Notificados as restantes partes para se pronunciarem, nada disseram.
Cumpre, então, apreciar, se a instância deve ser declarada extinta por deserção ou, ao invés, ser ordenado o seu prosseguimento, com a tramitação do incidente de habilitação de herdeiros.
Estabelece o artigo 281º nº 1 do CPC que “sem prejuízo do disposto no nº 5, considera-se deserta a instância quando, por negligência das partes, o processo se encontre a aguardar impulso processual há mais de seis meses”.
Ora, a lei prevê que a instância se extingue quando o processo fique a aguardar o impulso das partes por um período de 6 meses, sendo essa falta de impulso imputável a negligência das partes.
Uma das situações em que a instância depende do impulso das partes respeita precisamente à apresentação de requerimento da habilitação de herdeiros da parte falecida na pendência da causa.
E quando não ocorre esse impulso, importa aferir se o mesmo se deve à negligência das partes, o que deve ser aferido “em face dos dados conferidos pelo processo” (Abrantes Geraldes, Paulo Pimenta, Pires de Sousa, GPS, Almedina, 1I Vol., p. 330), sem prejuízo de se poder ouvir as partes sobre esse motivo antes de declarar a instância deserta.
   
Vejamos então.
No caso, em 10 de Novembro de 2022, foi proferido despacho a declarar suspensa a instância, em face do falecimento do Autor marido, alertando-se para os efeitos do artigo 281º, nº 1 do CPC (refª ...48).
Decorridos mais de 6 meses a contar da notificação do referido despacho (refª ...84 – notificação ocorrida em 14.11.2022), foram as partes notificadas, em 25 de Maio de 2023, para se pronunciarem quanto à eventual extinção da instância, por deserção (refª ...11).
Nessa sequência, o filho do Autor, representado pelo mesmo Ilustre Mandatário, veio, em 31 de Maio de 2023, deduzir o incidente de habilitação de herdeiros, procurando também justificar a sua apresentação tardia, nos mesmos moldes apresentados pela Autora (refª ...92).
Ora, não obstante as razões invocadas, considera-se que o processo esteve parado a aguardar impulso das partes por mais de seis meses por negligência das mesmas (no caso da Autora e Requerente, interessados no prosseguimento da causa).
De facto, não obstante a Autora e o próprio Requerente do incidente invocarem que as dificuldades de comunicação quer com a Autora, por força da alegada debilidade de saúde, quer com o filho da Autora, por residir no estrangeiro, tornaram objetivamente impossível o contacto, o certo é que tal não pode justificar a total omissão de silêncio das partes.

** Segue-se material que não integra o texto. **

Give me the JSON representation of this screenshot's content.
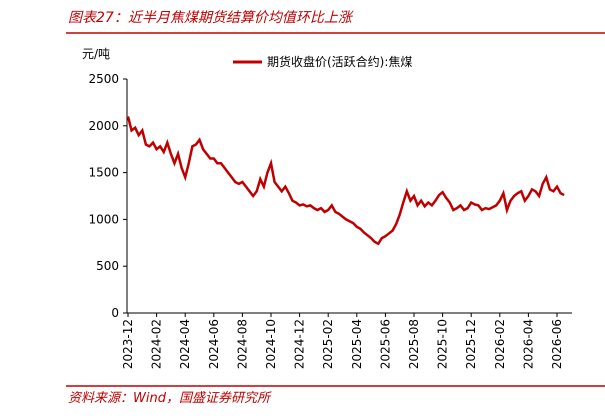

É que se virmos em momento algum a Autora (também parte na ação), ou o seu filho (também conhecedor da pendência desta ação, como resulta, desde logo, do alegado no requerimento de 10.11.2022, com a refª ...42), vieram aos autos comunicar qualquer dificuldade na obtenção da informação ou até o próprio Ilustre Mandatário dar conta das alegadas dificuldades de comunicação.
E, como refere Abrantes Geraldes e outros, “sempre que o impulso processual dependa da parte, esta tem o ónus e o interesse em informar o tribunal acerca da existência de algum obstáculo e, se for o caso, solicitar a concessão de alguma dilação” (Abrantes Geraldes, Paulo Pimenta, Pires de Sousa, GPS, Almedina, 1I Vol., p. 330).
Porém, no caso, nada disso foi feito, sendo certo que as partes se tinham dificuldades, como alegam, podê-las-iam ter perfeitamente comunicado aos autos, dentro do prazo de seis meses.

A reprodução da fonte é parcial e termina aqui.